En général, la quantité d’or en circulation augmente à peu près au même rythme que les biens et les services qu’elle est censée représenter. C’est pour cela que les prix actuels – en termes d’or – ne sont pas très différents de ceux qu’ils étaient il y a 1 000 ans (avec une marge généreuse et élastique tenant compte des améliorations technologiques).
Une monnaie papier offre plus de flexibilité – en d’autres termes, elle permet de se mettre dans le pétrin plus facilement.
C’est bien ce qu’il s’est passé. Depuis le début de la dernière crise financière, en 2008, la création de papier monnaie de la Réserve fédérale a été quelque 15 fois plus élevée que la croissance du PIB. Aujourd’hui, autour de la corbeille du Nasdaq, les plaisantins vivent la belle vie.
Une inflation monétaire classique
Nous n’en sommes que dans les premières étapes de « l’inflation ». La Fed crée du nouvel argent en achetant des bons du Trésor US. La plupart des Américains ordinaires ne possèdent pas d’obligations. Elles appartiennent à l’industrie financière… et aux riches en général.
Après tout, c’est ainsi que les riches sont devenus si riches. Les autorités ont augmenté leur fortune en gonflant les prix de leurs actifs. Cela n’a rien à voir avec une avidité particulière… ni avec un échec du capitalisme.
C’est plutôt de l’inflation monétaire classique… telle qu’elle avait été comprise par Richard Cantillon, au début du XVIIIème siècle.
Cantillon, un Irlandais, était l’un des premiers investisseurs dans le plan du Mississipi mis sur pied par l’économiste écossais John Law. La Compagnie du Mississipi, dirigée par John Law, s’était vue accorder une concession pour développer la colonie française en Amérique du Nord. Il utilisa cela comme nantissement pour de la nouvelle monnaie papier émise par la Banque de France, qu’il contrôlait également.
Cantillon a vu clair dans son jeu.
Ceux qui se trouvent au premier rang pour obtenir du nouvel argent sont toujours riches et puissants. Lorsque c’est le tour de l’homme de la rue, cela perd déjà de la valeur – rapidement.
Une longueur d’avance
Pour le moment, aux Etats-Unis, le nouvel argent reste principalement sur les marchés financiers, où il donne le vertige aux investisseurs.
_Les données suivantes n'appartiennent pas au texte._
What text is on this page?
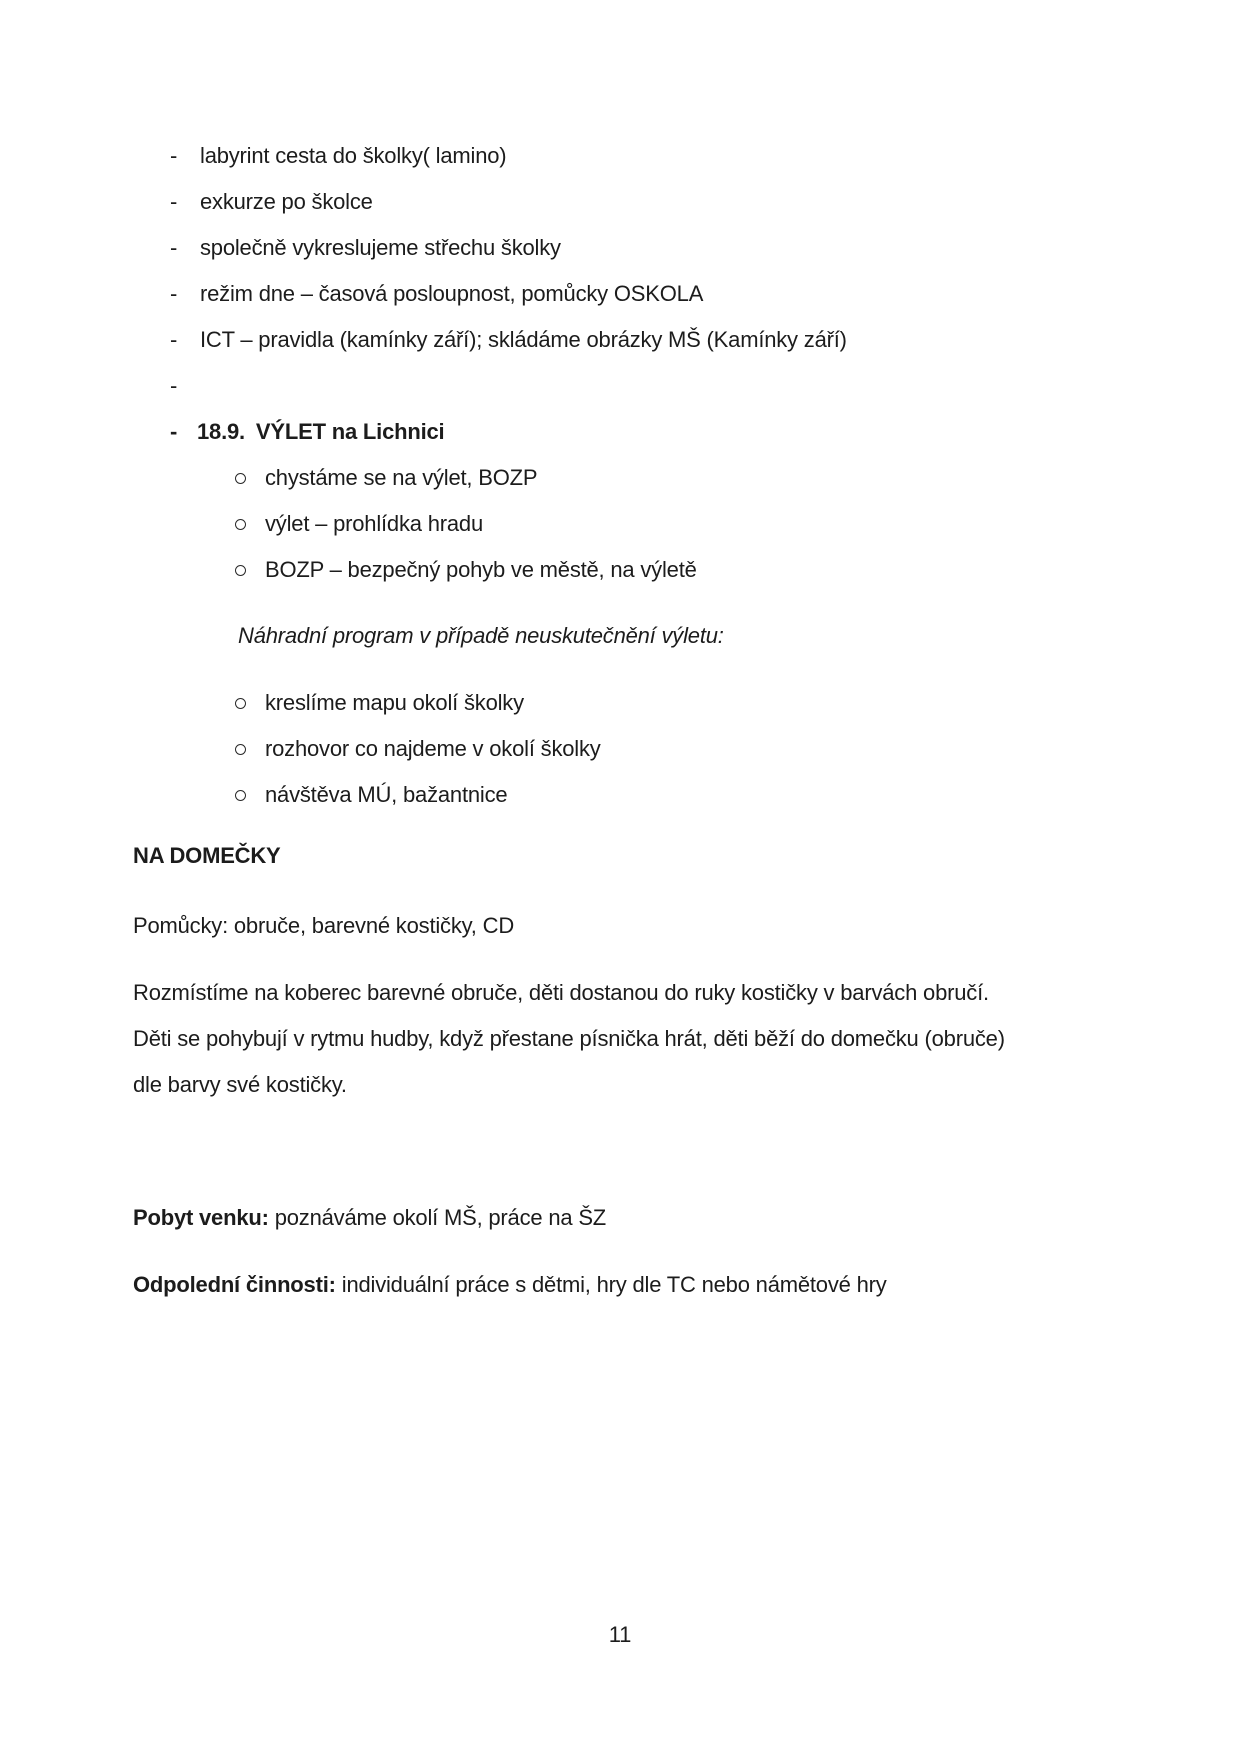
- labyrint cesta do školky( lamino)
- exkurze po školce
- společně vykreslujeme střechu školky
- režim dne – časová posloupnost, pomůcky OSKOLA
- ICT – pravidla (kamínky září); skládáme obrázky MŠ (Kamínky září)
-
- 18.9. VÝLET na Lichnici
chystáme se na výlet, BOZP
výlet – prohlídka hradu
BOZP – bezpečný pohyb ve městě, na výletě

Náhradní program v případě neuskutečnění výletu:

kreslíme mapu okolí školky
rozhovor co najdeme v okolí školky
návštěva MÚ, bažantnice
NA DOMEČKY

Pomůcky: obruče, barevné kostičky, CD

Rozmístíme na koberec barevné obruče, děti dostanou do ruky kostičky v barvách obručí.
Děti se pohybují v rytmu hudby, když přestane písnička hrát, děti běží do domečku (obruče)
dle barvy své kostičky.

Pobyt venku: poznáváme okolí MŠ, práce na ŠZ

Odpolední činnosti: individuální práce s dětmi, hry dle TC nebo námětové hry

11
A la Chronique, nous avons généralement de l’avance. Nous avons commencé à prévenir des dangers de la bulle des dot-com dès l’ouverture de notre blog quotidien – en 1998, deux ans avant qu’elle n’éclate.
Quant à l’effondrement du secteur des prêts immobiliers, nous en parlions déjà dès 2005 – trois ans avant que Lehman Brothers ne fasse faillite.
Avons-nous encore une fois des années d’avance en sonnant l’alarme quant aux dangers d’une inflation galopante des prix à la consommation ?
« Il est bien trop tôt pour s’inquiéter de l’inflation [des prix à la consommation] », commente un lecteur.
Cela ne nous inquiète pas. Nous nous contentons de l’anticiper. Nous l’attendons même avec un peu d’impatience, de manière assez cynique.
Parce que lorsque l’inflation arrivera, nous dormirons sur nos deux oreilles. « Le monde fonctionne encore comme il le devrait », nous dirons-nous. « Le Seigneur est en son paradis. La reine est sur son trône. Les gens obtiennent encore ce qu’ils méritent. Et tout va bien sur cette Terre. »
Un énorme pari
Actuellement, une bonne partie de l’argent des chèques d’aide va à l’économie financière et non à l’économie réelle. Les ouvertures de compte chez Robinhood et autres plateformes de trading en ligne ont atteint un rythme effréné l’an dernier.
C’est de l’argent qui repart comme il vient – on fait aussi bien de l’échanger contre des jetons de casino.
Plus amusant qu’un casino – où les joueurs comprennent au moins les probabilités, plus ou moins –, le marché boursier s’est transformé en sorte de jeu de bingo pour fous dyslexiques.
Ni les mots ni les chiffres n’ont plus besoin d’avoir de sens.